In the nineteen years that I’ve worked with couples, finances often come up as an issue. It can be especially sensitive when the models you have are few and far between. For many heterosexual couples the model of the “male” and “female” role can play a big part in your interpretations and your expectations.
Here is what I say about managing money in a relationship where the couple lives together. You will need four things and in this order:
1. Itemized Household Finances http://www.suzeorman.com/suze-tools/expense-tracker 2. Household Checking Account
3. Partner Personal Account-1
4. Partner Personal Account-2
Suze Orman’s expense-tracker is awesome to set up the financial plan. The plan generalizes and is not intended to cut spending (in this case) but instead is used to determine how much money needs to be in the account at all times to manage household expenses.

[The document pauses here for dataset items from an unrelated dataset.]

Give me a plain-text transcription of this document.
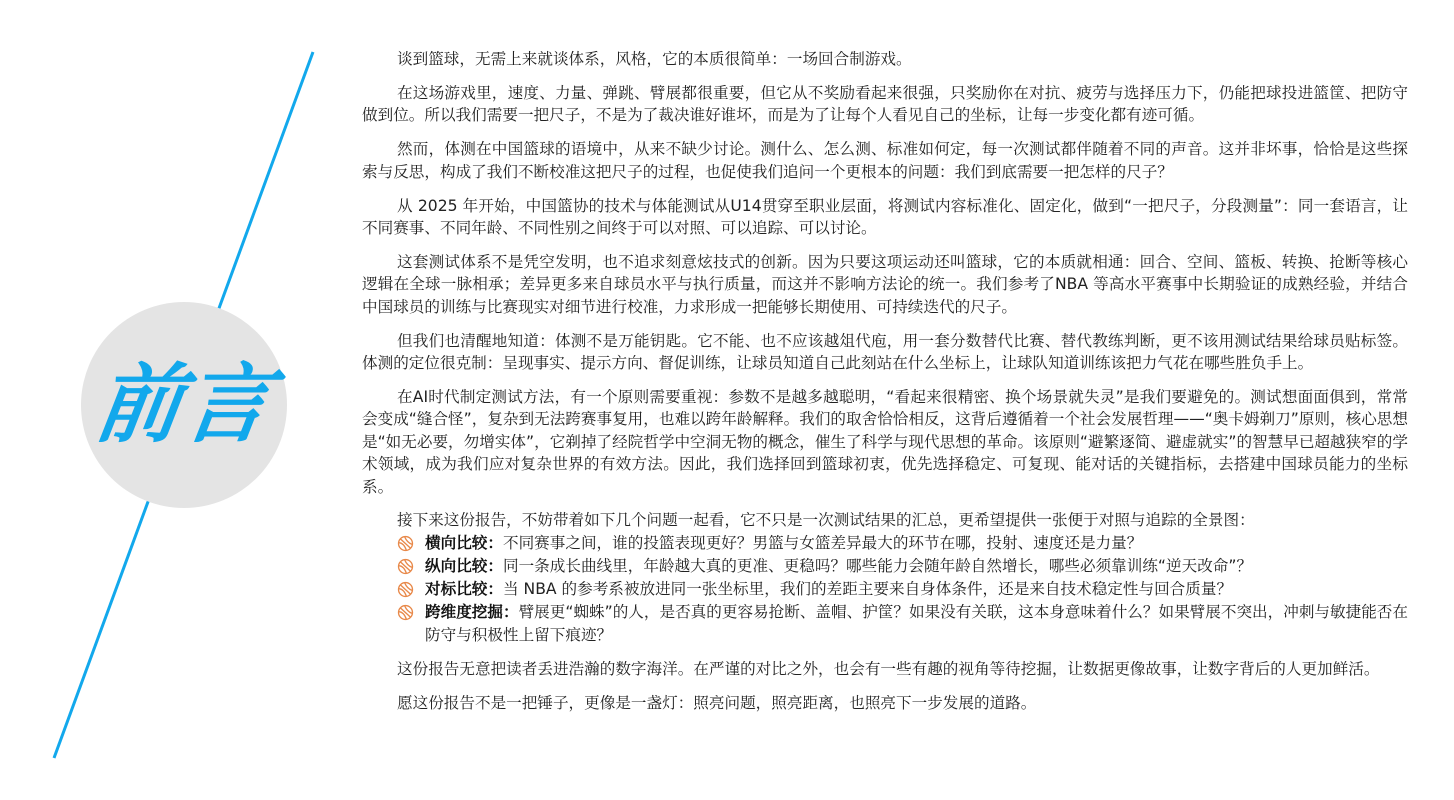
前言

谈到篮球，无需上来就谈体系，风格，它的本质很简单：一场回合制游戏。

在这场游戏里，速度、力量、弹跳、臂展都很重要，但它从不奖励看起来很强，只奖励你在对抗、疲劳与选择压力下，仍能把球投进篮筐、把防守做到位。所以我们需要一把尺子，不是为了裁决谁好谁坏，而是为了让每个人看见自己的坐标，让每一步变化都有迹可循。

然而，体测在中国篮球的语境中，从来不缺少讨论。测什么、怎么测、标准如何定，每一次测试都伴随着不同的声音。这并非坏事，恰恰是这些探索与反思，构成了我们不断校准这把尺子的过程，也促使我们追问一个更根本的问题：我们到底需要一把怎样的尺子？

从 2025 年开始，中国篮协的技术与体能测试从U14贯穿至职业层面，将测试内容标准化、固定化，做到“一把尺子，分段测量”：同一套语言，让不同赛事、不同年龄、不同性别之间终于可以对照、可以追踪、可以讨论。

这套测试体系不是凭空发明，也不追求刻意炫技式的创新。因为只要这项运动还叫篮球，它的本质就相通：回合、空间、篮板、转换、抢断等核心逻辑在全球一脉相承；差异更多来自球员水平与执行质量，而这并不影响方法论的统一。我们参考了NBA 等高水平赛事中长期验证的成熟经验，并结合中国球员的训练与比赛现实对细节进行校准，力求形成一把能够长期使用、可持续迭代的尺子。

但我们也清醒地知道：体测不是万能钥匙。它不能、也不应该越俎代庖，用一套分数替代比赛、替代教练判断，更不该用测试结果给球员贴标签。体测的定位很克制：呈现事实、提示方向、督促训练，让球员知道自己此刻站在什么坐标上，让球队知道训练该把力气花在哪些胜负手上。

在AI时代制定测试方法，有一个原则需要重视：参数不是越多越聪明，“看起来很精密、换个场景就失灵”是我们要避免的。测试想面面俱到，常常会变成“缝合怪”，复杂到无法跨赛事复用，也难以跨年龄解释。我们的取舍恰恰相反，这背后遵循着一个社会发展哲理——“奥卡姆剃刀”原则，核心思想是“如无必要，勿增实体”，它剃掉了经院哲学中空洞无物的概念，催生了科学与现代思想的革命。该原则“避繁逐简、避虚就实”的智慧早已超越狭窄的学术领域，成为我们应对复杂世界的有效方法。因此，我们选择回到篮球初衷，优先选择稳定、可复现、能对话的关键指标，去搭建中国球员能力的坐标系。

接下来这份报告，不妨带着如下几个问题一起看，它不只是一次测试结果的汇总，更希望提供一张便于对照与追踪的全景图：

横向比较：不同赛事之间，谁的投篮表现更好？男篮与女篮差异最大的环节在哪，投射、速度还是力量？
纵向比较：同一条成长曲线里，年龄越大真的更准、更稳吗？哪些能力会随年龄自然增长，哪些必须靠训练“逆天改命”？
对标比较：当 NBA 的参考系被放进同一张坐标里，我们的差距主要来自身体条件，还是来自技术稳定性与回合质量？
跨维度挖掘：臂展更“蜘蛛”的人，是否真的更容易抢断、盖帽、护筐？如果没有关联，这本身意味着什么？如果臂展不突出，冲刺与敏捷能否在防守与积极性上留下痕迹？

这份报告无意把读者丢进浩瀚的数字海洋。在严谨的对比之外，也会有一些有趣的视角等待挖掘，让数据更像故事，让数字背后的人更加鲜活。

愿这份报告不是一把锤子，更像是一盏灯：照亮问题，照亮距离，也照亮下一步发展的道路。
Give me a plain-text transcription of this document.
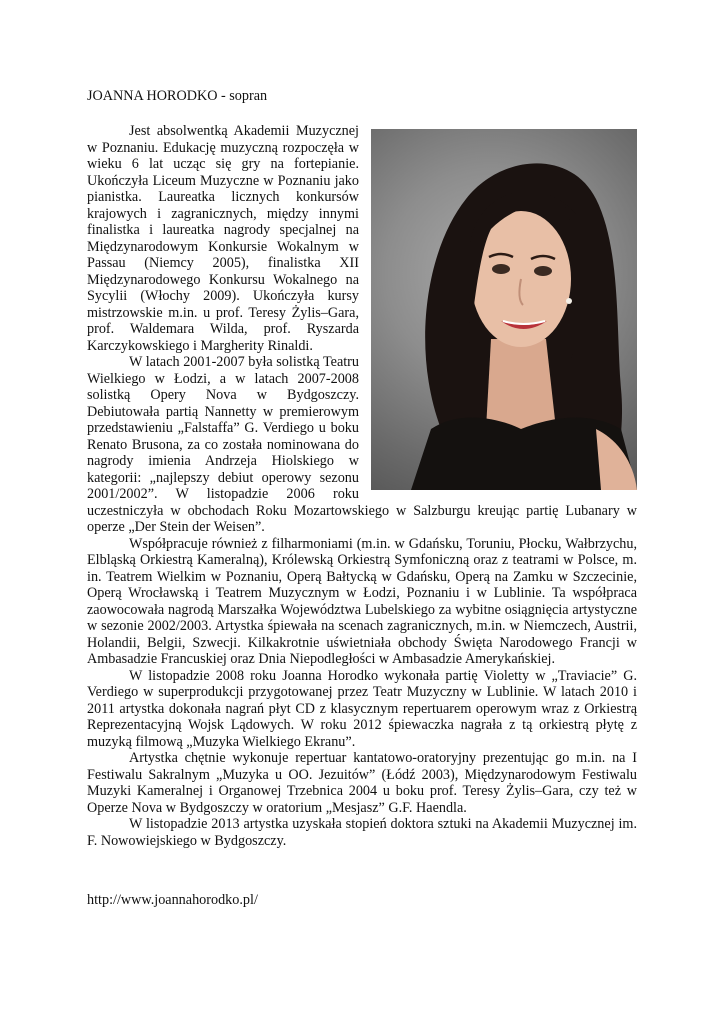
JOANNA HORODKO - sopran

Jest absolwentką Akademii Muzycznej w Poznaniu. Edukację muzyczną rozpoczęła w wieku 6 lat ucząc się gry na fortepianie. Ukończyła Liceum Muzyczne w Poznaniu jako pianistka. Laureatka licznych konkursów krajowych i zagranicznych, między innymi finalistka i laureatka nagrody specjalnej na Międzynarodowym Konkursie Wokalnym w Passau (Niemcy 2005), finalistka XII Międzynarodowego Konkursu Wokalnego na Sycylii (Włochy 2009). Ukończyła kursy mistrzowskie m.in. u prof. Teresy Żylis–Gara, prof. Waldemara Wilda, prof. Ryszarda Karczykowskiego i Margherity Rinaldi.

W latach 2001-2007 była solistką Teatru Wielkiego w Łodzi, a w latach 2007-2008 solistką Opery Nova w Bydgoszczy. Debiutowała partią Nannetty w premierowym przedstawieniu „Falstaffa” G. Verdiego u boku Renato Brusona, za co została nominowana do nagrody imienia Andrzeja Hiolskiego w kategorii: „najlepszy debiut operowy sezonu 2001/2002”. W listopadzie 2006 roku uczestniczyła w obchodach Roku Mozartowskiego w Salzburgu kreując partię Lubanary w operze „Der Stein der Weisen”.

Współpracuje również z filharmoniami (m.in. w Gdańsku, Toruniu, Płocku, Wałbrzychu, Elbląską Orkiestrą Kameralną), Królewską Orkiestrą Symfoniczną oraz z teatrami w Polsce, m. in. Teatrem Wielkim w Poznaniu, Operą Bałtycką w Gdańsku, Operą na Zamku w Szczecinie, Operą Wrocławską i Teatrem Muzycznym w Łodzi, Poznaniu i w Lublinie. Ta współpraca zaowocowała nagrodą Marszałka Województwa Lubelskiego za wybitne osiągnięcia artystyczne w sezonie 2002/2003. Artystka śpiewała na scenach zagranicznych, m.in. w Niemczech, Austrii, Holandii, Belgii, Szwecji. Kilkakrotnie uświetniała obchody Święta Narodowego Francji w Ambasadzie Francuskiej oraz Dnia Niepodległości w Ambasadzie Amerykańskiej.

W listopadzie 2008 roku Joanna Horodko wykonała partię Violetty w „Traviacie” G. Verdiego w superprodukcji przygotowanej przez Teatr Muzyczny w Lublinie. W latach 2010 i 2011 artystka dokonała nagrań płyt CD z klasycznym repertuarem operowym wraz z Orkiestrą Reprezentacyjną Wojsk Lądowych. W roku 2012 śpiewaczka nagrała z tą orkiestrą płytę z muzyką filmową „Muzyka Wielkiego Ekranu”.

Artystka chętnie wykonuje repertuar kantatowo-oratoryjny prezentując go m.in. na I Festiwalu Sakralnym „Muzyka u OO. Jezuitów” (Łódź 2003), Międzynarodowym Festiwalu Muzyki Kameralnej i Organowej Trzebnica 2004 u boku prof. Teresy Żylis–Gara, czy też w Operze Nova w Bydgoszczy w oratorium „Mesjasz” G.F. Haendla.

W listopadzie 2013 artystka uzyskała stopień doktora sztuki na Akademii Muzycznej im. F. Nowowiejskiego w Bydgoszczy.

http://www.joannahorodko.pl/
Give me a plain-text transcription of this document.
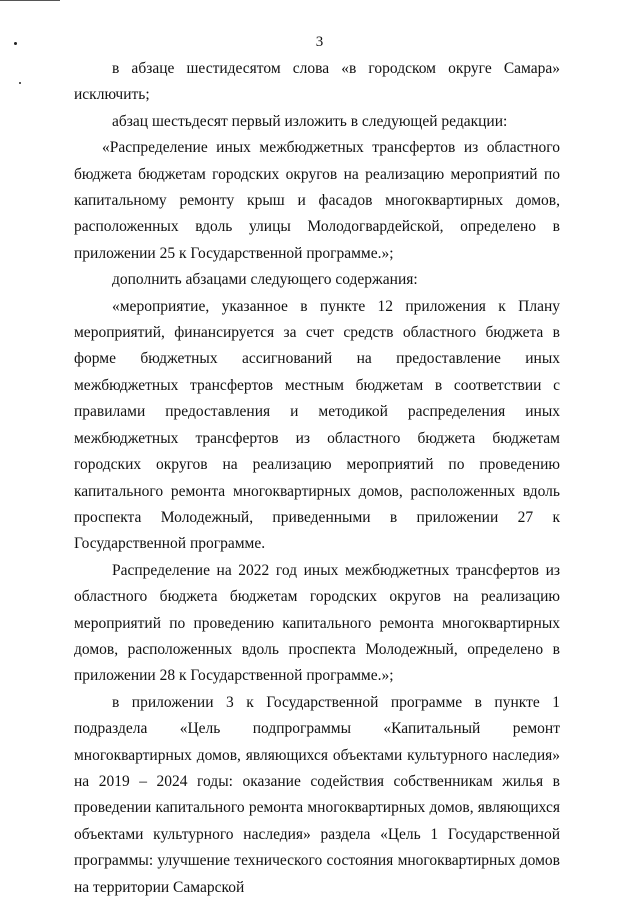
3

в абзаце шестидесятом слова «в городском округе Самара» исключить;

абзац шестьдесят первый изложить в следующей редакции:

«Распределение иных межбюджетных трансфертов из областного бюджета бюджетам городских округов на реализацию мероприятий по капитальному ремонту крыш и фасадов многоквартирных домов, расположенных вдоль улицы Молодогвардейской, определено в приложении 25 к Государственной программе.»;

дополнить абзацами следующего содержания:

«мероприятие, указанное в пункте 12 приложения к Плану мероприятий, финансируется за счет средств областного бюджета в форме бюджетных ассигнований на предоставление иных межбюджетных трансфертов местным бюджетам в соответствии с правилами предоставления и методикой распределения иных межбюджетных трансфертов из областного бюджета бюджетам городских округов на реализацию мероприятий по проведению капитального ремонта многоквартирных домов, расположенных вдоль проспекта Молодежный, приведенными в приложении 27 к Государственной программе.

Распределение на 2022 год иных межбюджетных трансфертов из областного бюджета бюджетам городских округов на реализацию мероприятий по проведению капитального ремонта многоквартирных домов, расположенных вдоль проспекта Молодежный, определено в приложении 28 к Государственной программе.»;

в приложении 3 к Государственной программе в пункте 1 подраздела «Цель подпрограммы «Капитальный ремонт многоквартирных домов, являющихся объектами культурного наследия» на 2019 – 2024 годы: оказание содействия собственникам жилья в проведении капитального ремонта многоквартирных домов, являющихся объектами культурного наследия» раздела «Цель 1 Государственной программы: улучшение технического состояния многоквартирных домов на территории Самарской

Determine the annual net income of each partner and based on their percentage, calculate the share needed to cover expenses. If partner-1 makes 100k while partner-2 earns 75k then the calculation will be:
100k + 75k = 175k total annual net income
Take the plan you completed and multiply the total by each percentage. This is the monthly amount due to the HOUSEHOLD ACCOUNT. Here is an example of a household with expenses totaling $3,750 a month-including insurances. average maintenance etc.
$3,750 * .57 = $2,137.50
$3,750 * .43 = $1,612.50
This calculation determines the monthly contribution of each partner and the remainder becomes their own money. (It’s important that each have “their own” money). I recommend, if possible, that each should pay an extra month to fund the household account to start.
Financial planning starts with agreements and all agreements are valid as long as they are agreements.
In cases where one is the income producer and the other contributes in other ways, perhaps by managing the home, children or whatever agreement you’ve made. Here is an alternate recommendation on handling money. When calculating the financial plan include an adequate allowance for each partner. The household account then “pays out” the allowance. Each one equally and each one puts the money in their own account. Other agreements can be made for additional income based on circumstances. One such circumstance is the partners agree to have additional means of bringing in personal money and they agree that that money is the property of the one who brings it in. An example of this:
Partner -1 does some consulting on the side for additional income.
Partner -2 does some graphic design on the side for additional income.
Both partners keep the additional income they produce, provided the household account is “never” lacking.